Whenever gold or silver crash — if that happens — we’ll likely see them go down together like the good friends they are. But there absolutely are some differences that we’ll discuss below.
- Gold doesn’t tarnish. Gold doesn’t tarnish but silver does. This isn’t necessarily bad because this means silver has uses — like in photography. Silver has different properties than gold, so it has different industrial uses which drive up demand and destroy silver reserves. Still, it’s a difference.
- Gold is lighter than silver. This is a big deal. Because it’s lighter it’s easier to transport and store. This is important for those looking for extremely long-term assets to invest in.
- There’s more gold in the world. There are 4.58 billion ounces of gold. There is about 3 billion ounces of silver. This means that gold is about 800%. This doesn’t, of course, include “consumed” silver, because that would include electronics and machinery that simply won’t be harvested because, well, we need computers in the world. That leads to the next difference, actually.
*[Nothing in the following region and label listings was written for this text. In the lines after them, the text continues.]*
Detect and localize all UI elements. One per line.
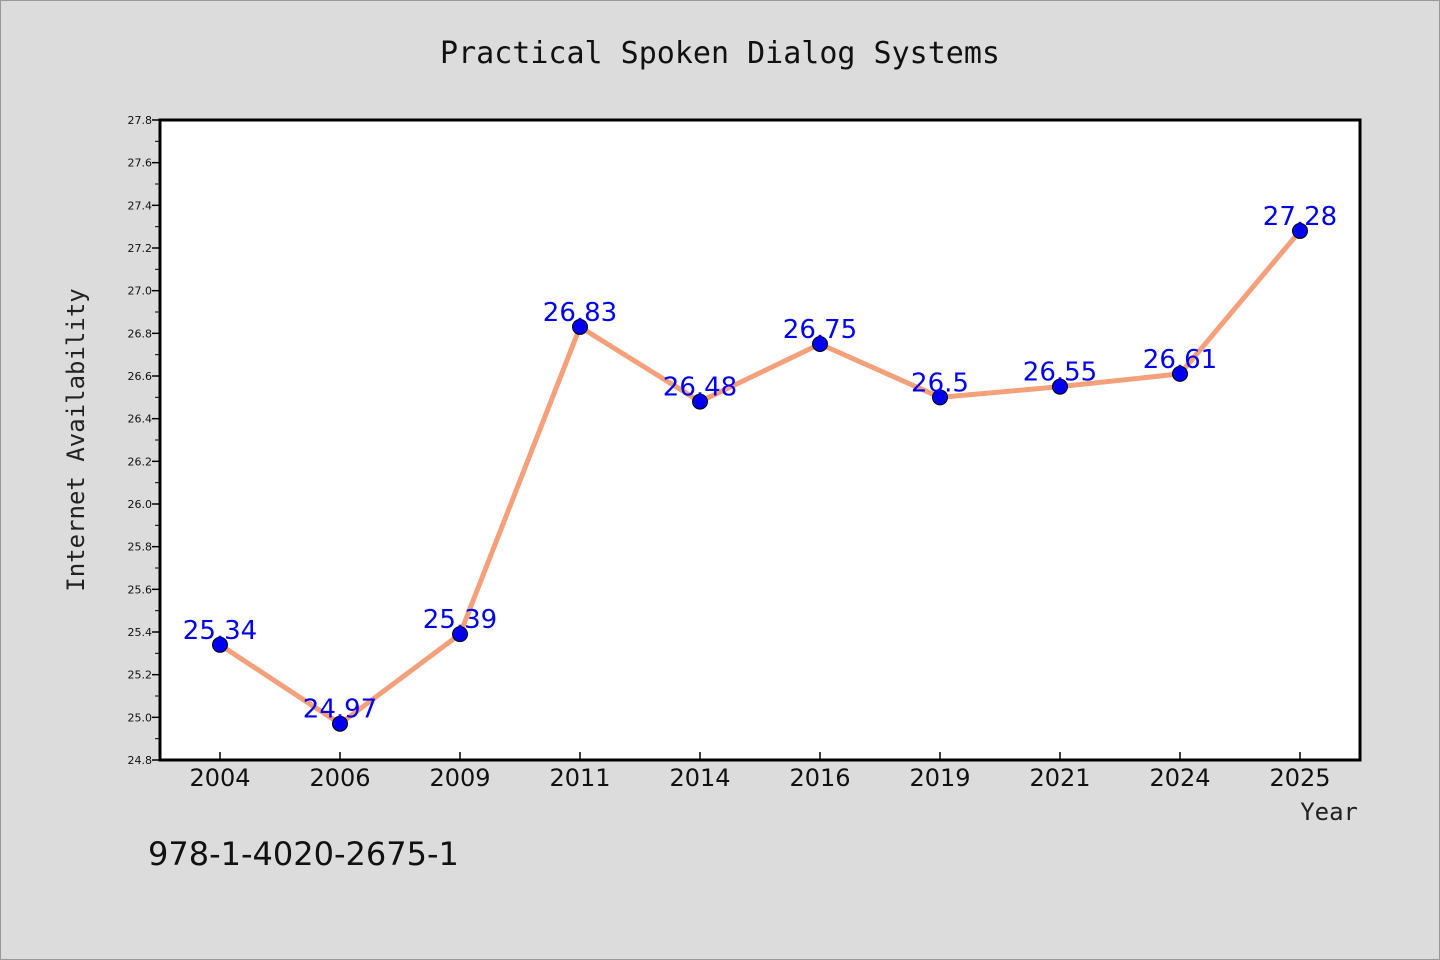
data-label: 26.48 bbox=[663, 373, 737, 403]
data-point bbox=[212, 636, 228, 653]
y-tick-label: 26.8 bbox=[128, 327, 153, 340]
data-label: 25.34 bbox=[183, 616, 257, 646]
data-point bbox=[1292, 222, 1308, 239]
y-tick-label: 27.4 bbox=[128, 199, 153, 212]
y-axis-label: Internet Availability bbox=[62, 288, 90, 591]
data-label: 24.97 bbox=[303, 695, 377, 725]
y-tick-label: 26.4 bbox=[128, 413, 153, 426]
y-axis-ticks: 24.8 25.0 25.2 25.4 25.6 25.8 26.0 26.2 26.4 26.6… bbox=[128, 114, 160, 767]
y-tick-label: 25.6 bbox=[128, 583, 153, 596]
data-point bbox=[332, 715, 348, 732]
y-tick-label: 27.8 bbox=[128, 114, 153, 127]
y-tick-label: 24.8 bbox=[128, 754, 153, 767]
y-tick-label: 25.0 bbox=[128, 711, 153, 724]
data-label: 27.28 bbox=[1263, 202, 1337, 232]
x-tick-label: 2019 bbox=[909, 764, 970, 792]
data-point bbox=[932, 389, 948, 406]
data-markers bbox=[212, 222, 1308, 732]
y-tick-label: 25.4 bbox=[128, 626, 153, 639]
x-tick-label: 2011 bbox=[549, 764, 610, 792]
x-axis-label: Year bbox=[1300, 798, 1358, 826]
chart-title: Practical Spoken Dialog Systems bbox=[440, 36, 1000, 71]
data-label: 25.39 bbox=[423, 605, 497, 635]
data-point bbox=[692, 393, 708, 410]
x-axis-ticks: 2004 2006 2009 2011 2014 2016 2019 2021 2024 2025 bbox=[189, 752, 1331, 792]
data-point bbox=[812, 336, 828, 352]
y-tick-label: 25.2 bbox=[128, 669, 153, 682]
data-label: 26.75 bbox=[783, 315, 857, 345]
plot-area bbox=[160, 120, 1360, 760]
data-label: 26.55 bbox=[1023, 358, 1097, 388]
series-line-group bbox=[217, 228, 1303, 727]
data-point bbox=[452, 626, 468, 643]
y-tick-label: 27.2 bbox=[128, 242, 153, 255]
data-point bbox=[1052, 378, 1068, 395]
y-tick-label: 26.6 bbox=[128, 370, 153, 383]
plot-frame bbox=[158, 118, 1362, 762]
x-tick-label: 2025 bbox=[1269, 764, 1330, 792]
data-point bbox=[1172, 365, 1188, 382]
data-label: 26.5 bbox=[911, 368, 969, 398]
x-tick-label: 2014 bbox=[669, 764, 730, 792]
y-tick-label: 25.8 bbox=[128, 541, 153, 554]
y-tick-label: 27.6 bbox=[128, 157, 153, 170]
x-tick-label: 2024 bbox=[1149, 764, 1210, 792]
x-tick-label: 2004 bbox=[189, 764, 250, 792]
x-tick-label: 2006 bbox=[309, 764, 370, 792]
data-label: 26.83 bbox=[543, 298, 617, 328]
x-tick-label: 2009 bbox=[429, 764, 490, 792]
data-labels: 25.34 24.97 25.39 26.83 26.48 26.75 26.5 26.55 2… bbox=[183, 202, 1337, 725]
y-tick-label: 26.2 bbox=[128, 455, 153, 468]
y-tick-label: 26.0 bbox=[128, 498, 153, 511]
series-line bbox=[217, 228, 1303, 727]
data-point bbox=[572, 318, 588, 335]
x-tick-label: 2016 bbox=[789, 764, 850, 792]
y-tick-label: 27.0 bbox=[128, 285, 153, 298]
data-label: 26.61 bbox=[1143, 345, 1217, 375]
isbn-text: 978-1-4020-2675-1 bbox=[148, 835, 459, 873]
x-tick-label: 2021 bbox=[1029, 764, 1090, 792]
- Silver is consumed. There are far, far, far more industrial uses for silver in machinery, computers, electronics and other areas. Silver is generally consumed; gold is generally hoarded. This is one of the reasons there is more above-ground gold than there is above-ground silver.
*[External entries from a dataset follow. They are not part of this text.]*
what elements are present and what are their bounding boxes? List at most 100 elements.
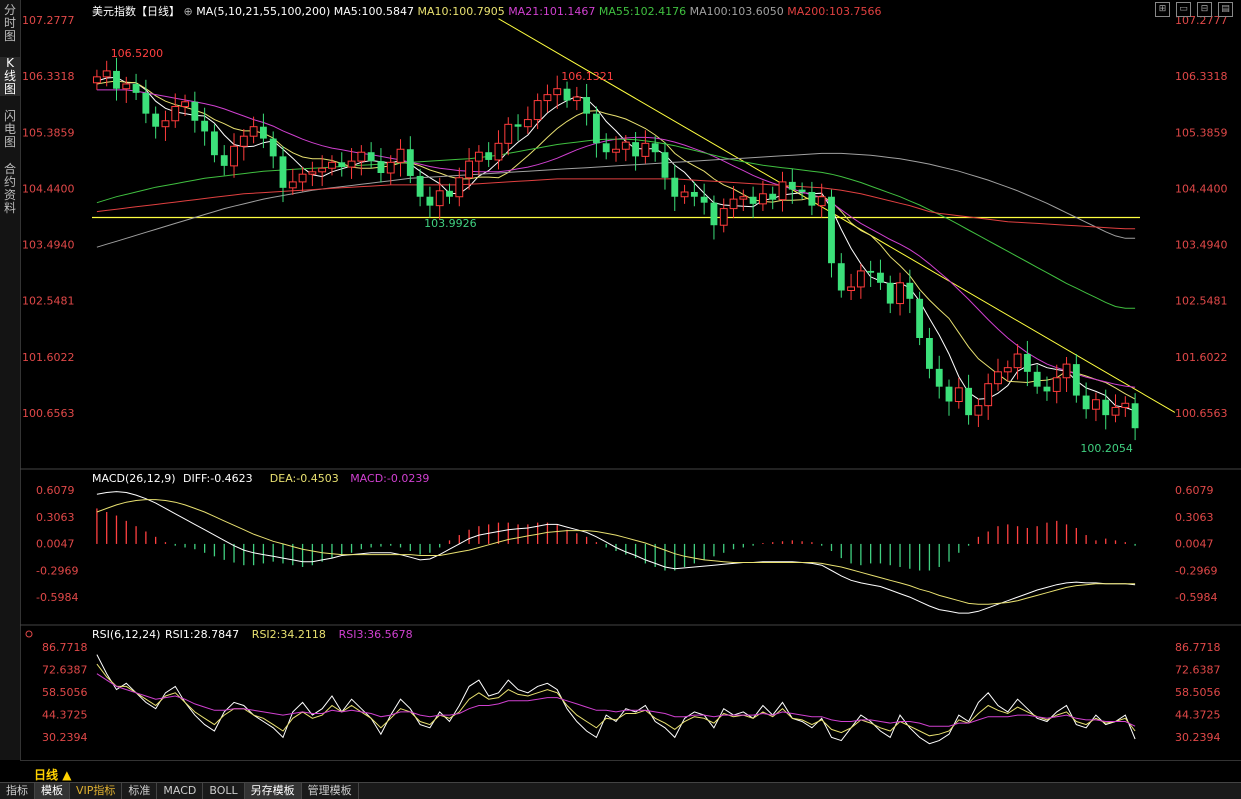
rsi-legend-2: RSI3:36.5678 [339, 628, 413, 641]
main-ytick-right: 105.3859 [1175, 126, 1228, 139]
candle-body [935, 368, 943, 387]
price-annotation-3: 100.2054 [1080, 442, 1133, 455]
candle-body [583, 97, 591, 114]
main-ytick-left: 105.3859 [22, 126, 75, 139]
ma-settings-icon[interactable]: ⊕ [183, 5, 193, 18]
main-ytick-left: 102.5481 [22, 295, 75, 308]
ma-value-5: MA200:103.7566 [787, 5, 882, 18]
macd-line-DIFF [96, 491, 1136, 614]
macd-ytick-left: -0.2969 [36, 564, 78, 577]
candle-body [788, 181, 796, 190]
sidebar-tab-3[interactable]: 合约资料 [3, 162, 16, 215]
candle-body [553, 88, 562, 96]
candle-body [749, 196, 757, 204]
ma-value-4: MA100:103.6050 [689, 5, 788, 18]
candle-body [906, 282, 914, 299]
bottom-tab-0[interactable]: 指标 [0, 783, 35, 799]
candle-body [1062, 363, 1071, 379]
window-control-1[interactable]: ▭ [1176, 2, 1191, 17]
candle-body [817, 196, 826, 207]
macd-ytick-right: 0.3063 [1175, 511, 1214, 524]
window-control-3[interactable]: ▤ [1218, 2, 1233, 17]
chart-title: 美元指数【日线】 [92, 5, 180, 18]
macd-legend-2: MACD:-0.0239 [350, 472, 429, 485]
rsi-ytick-left: 86.7718 [42, 641, 88, 654]
rsi-ytick-right: 72.6387 [1175, 664, 1221, 677]
bottom-tab-6[interactable]: 另存模板 [244, 783, 302, 799]
candle-body [181, 101, 189, 108]
candle-body [739, 196, 748, 200]
bottom-tab-2[interactable]: VIP指标 [70, 783, 123, 799]
candle-body [563, 88, 571, 101]
candle-body [543, 94, 552, 102]
rsi-ytick-right: 58.5056 [1175, 686, 1221, 699]
bottom-tabs: 指标 模板 VIP指标 标准 MACD BOLL 另存模板 管理模板 [0, 782, 1241, 799]
candle-body [1131, 403, 1139, 429]
candle-body [406, 149, 414, 176]
main-ytick-right: 101.6022 [1175, 351, 1228, 364]
candle-body [485, 152, 493, 160]
candle-body [602, 143, 610, 153]
window-control-2[interactable]: ⊟ [1197, 2, 1212, 17]
rsi-line-RSI2 [96, 663, 1136, 737]
trend-line [498, 18, 1176, 413]
candle-body [661, 152, 669, 178]
candle-body [690, 191, 698, 197]
rsi-ytick-left: 72.6387 [42, 664, 88, 677]
ma-label[interactable]: MA(5,10,21,55,100,200) [196, 5, 331, 18]
sidebar-tab-0[interactable]: 分时图 [3, 3, 16, 43]
main-ytick-left: 101.6022 [22, 351, 75, 364]
rsi-line-RSI1 [96, 654, 1136, 745]
price-annotation-1: 103.9926 [424, 217, 477, 230]
bottom-tab-3[interactable]: 标准 [122, 783, 158, 799]
rsi-line-RSI3 [96, 673, 1136, 727]
candle-body [896, 282, 904, 305]
rsi-ytick-left: 44.3725 [42, 709, 88, 722]
macd-line-DEA [96, 499, 1136, 605]
candle-body [700, 196, 708, 203]
candle-body [867, 270, 875, 273]
ma-values: MA5:100.5847 MA10:100.7905 MA21:101.1467… [334, 5, 882, 18]
candle-body [828, 196, 835, 264]
candle-body [132, 83, 140, 93]
macd-ytick-right: -0.2969 [1175, 564, 1217, 577]
candle-body [1013, 353, 1022, 369]
candle-body [945, 386, 953, 402]
candle-body [201, 120, 209, 132]
candle-body [1121, 402, 1130, 408]
ma-value-1: MA10:100.7905 [417, 5, 509, 18]
candle-body [474, 151, 483, 162]
candle-body [318, 167, 327, 173]
candle-body [886, 282, 894, 304]
candle-body [1052, 377, 1061, 392]
candle-body [671, 177, 679, 197]
ma-value-2: MA21:101.1467 [508, 5, 599, 18]
candle-body [778, 181, 787, 201]
candle-body [533, 100, 542, 121]
period-label[interactable]: 日线 ▲ [34, 768, 72, 782]
bottom-tab-5[interactable]: BOLL [203, 783, 245, 799]
candle-body [455, 177, 464, 198]
bottom-tab-7[interactable]: 管理模板 [302, 783, 359, 799]
candle-body [837, 263, 845, 291]
candle-body [1033, 371, 1041, 387]
sidebar-tab-2[interactable]: 闪电图 [3, 109, 16, 149]
bottom-tab-1[interactable]: 模板 [35, 783, 70, 799]
candle-body [338, 162, 346, 168]
window-control-0[interactable]: ⊞ [1155, 2, 1170, 17]
candle-body [328, 161, 336, 169]
candle-body [269, 138, 277, 157]
candle-body [249, 126, 258, 137]
candle-body [386, 161, 395, 174]
candle-body [465, 160, 474, 179]
candle-body [152, 113, 160, 127]
candle-body [621, 141, 630, 150]
ma-line-MA10 [96, 80, 1136, 400]
candle-body [367, 152, 375, 162]
candle-body [925, 337, 933, 369]
main-ytick-right: 106.3318 [1175, 70, 1228, 83]
bottom-tab-4[interactable]: MACD [157, 783, 204, 799]
candle-body [856, 270, 865, 288]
- Silver is more volatile. Silver has much greater price swings than gold. Just compare any gold chart to a silver chart for the last 10-30 years.
Different markets. Perhaps this just makes me Captain Obvious, but the very fact that gold and silver are in different markets means they’ll often react differently. Different investors, different mining, different everything.
All this to say, the two markets are very, very different. I have both and love both. For a traditional portfolio, gold is more stable and has a better record… but for speculations, I’ve stuck with silver in the past. It’s not uncommon to see nice 20-30% up swings in silver to make a nice profit on.